Social reproduction is the passing on of social inequality across generations. The upper class has many advantages; having money provides the ability to have even more resources to get ahead. The opposite is true for lower classes, where with less money, there are fewer resources. As Marx states, "[c]lass-struggle between capital and labor is forced into the background."

"Capitalism isn't working. Another world is possible" is an argument that is made by many protesters around the world, who gather in rallies more and more often every year. These protests are more prevalent in higher-income countries where most of the 1% live like the U.S and the U.K. with a growing social cohesion among protesters because the vast majority of people in rich countries are suffering due to increasing inequalities. Many of the poor have begun to depend on the state rather than their own wages. All the while, their descendants will be raised in a fixed system that favors the elites, so they are bound to the same class they were born in.

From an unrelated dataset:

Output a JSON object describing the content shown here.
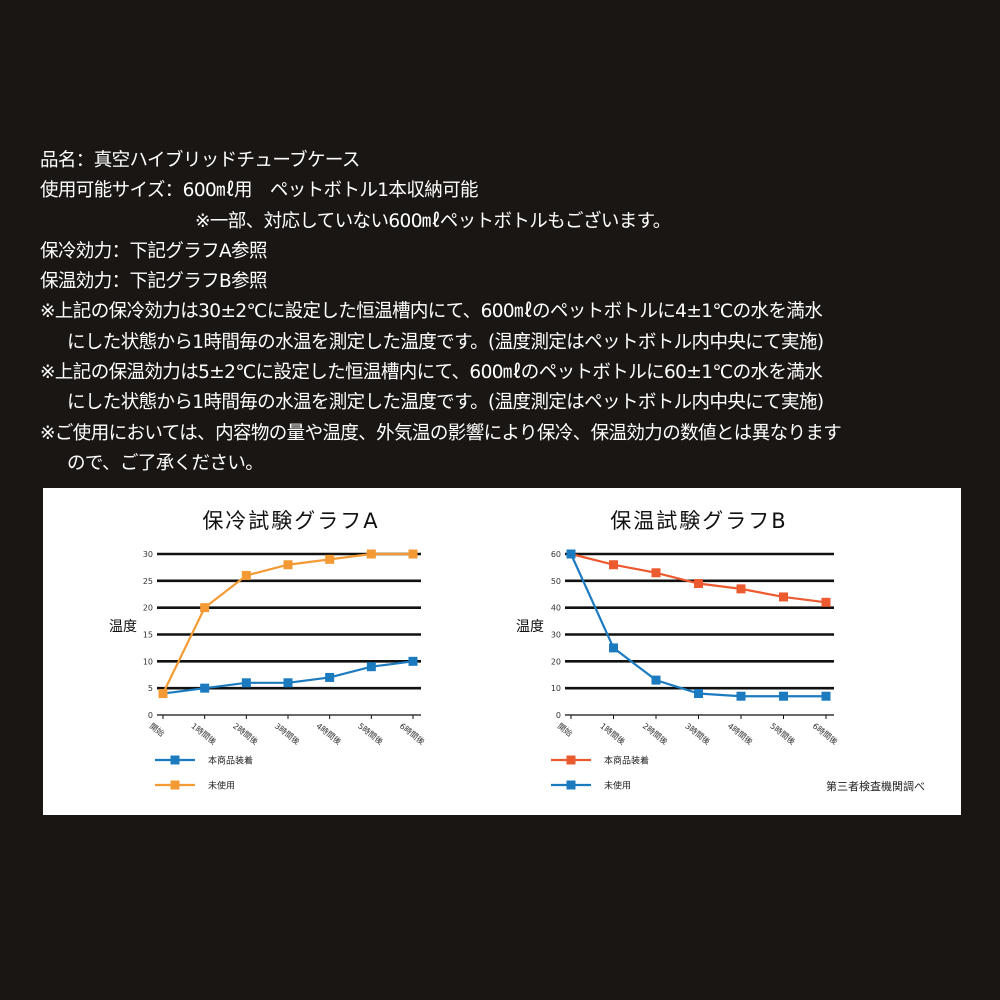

Social reproduction revolves around the understanding that rich breed rich, and the poor breed poor: those born into a particular class are more often than not bound to live their lives in that class. The following statistics are of the U.S. population.

Lower class 

The lower class is a class afflicted by a cycle of poverty, homelessness, and unemployment. This is seen as they suffer from the inability to pay bills some of which then find themselves living on the street, experiencing food insecurity as many families will find themselves going hungry least once a year, or lack of medical care where many cannot pay for medication or treatment for potentially fatal illnesses. All the while, this class is usually labelled by the media as being lazy, system abusers, or criminals. Those born into this class have lower class mobility due to restrictions on resources, such as money and access to better education. This class is a point of reference in social reproduction, comprising 15% to 20% of the U.S. population. The majority of those in the lower classes are minorities.

Working class 

The working class has a minimal education. They are usually physical laborers with little to no qualifications. They can also be seen working service industries, but are underpaid and no chance for promotions in their standings. Potential skilled workers who may at times work better-paying but dangerous jobs. Those born into this system usually have a torch of labor passed on to them, and they follow the same profession their family did. They comprise 30% to 40% of the U.S. population, and the majority are minorities.

Middle class 

The middle class consists of two divided classes. The lower half bears resemblance to those of lower classes, i.e., usually less educated with lower incomes, but they can be found in managerial positions, in education, as well as small business owners. The upper half consists of professionals and educated business owners. Those born into this class have the most diversity, either deciding to take up the torch or surpass their parents. The majority goes on to complete their educations, and maintain a career. They comprise 40% to 50% of the U.S. population. The majority is a blend.

Upper class 

The upper class is known to hold 25% of the wealth in the U.S.. This class shares something in common with the middle class. A division into two. The lower half who consist of new money, investments, and successful business owners. The majority who were originally Middle Class or rarely lower. The upper half consists of families who have been rich for generations. A point of reference in social reproduction brought along the ages. Those born into this class receive inheritances from those who die and so forth. Their descendants are sent off to the finest of schools leaving them with the most opportunities of all. They comprise 1% to 3% of the U.S. population. The lower half can be a blend, whereas the upper half consists of mostly white families.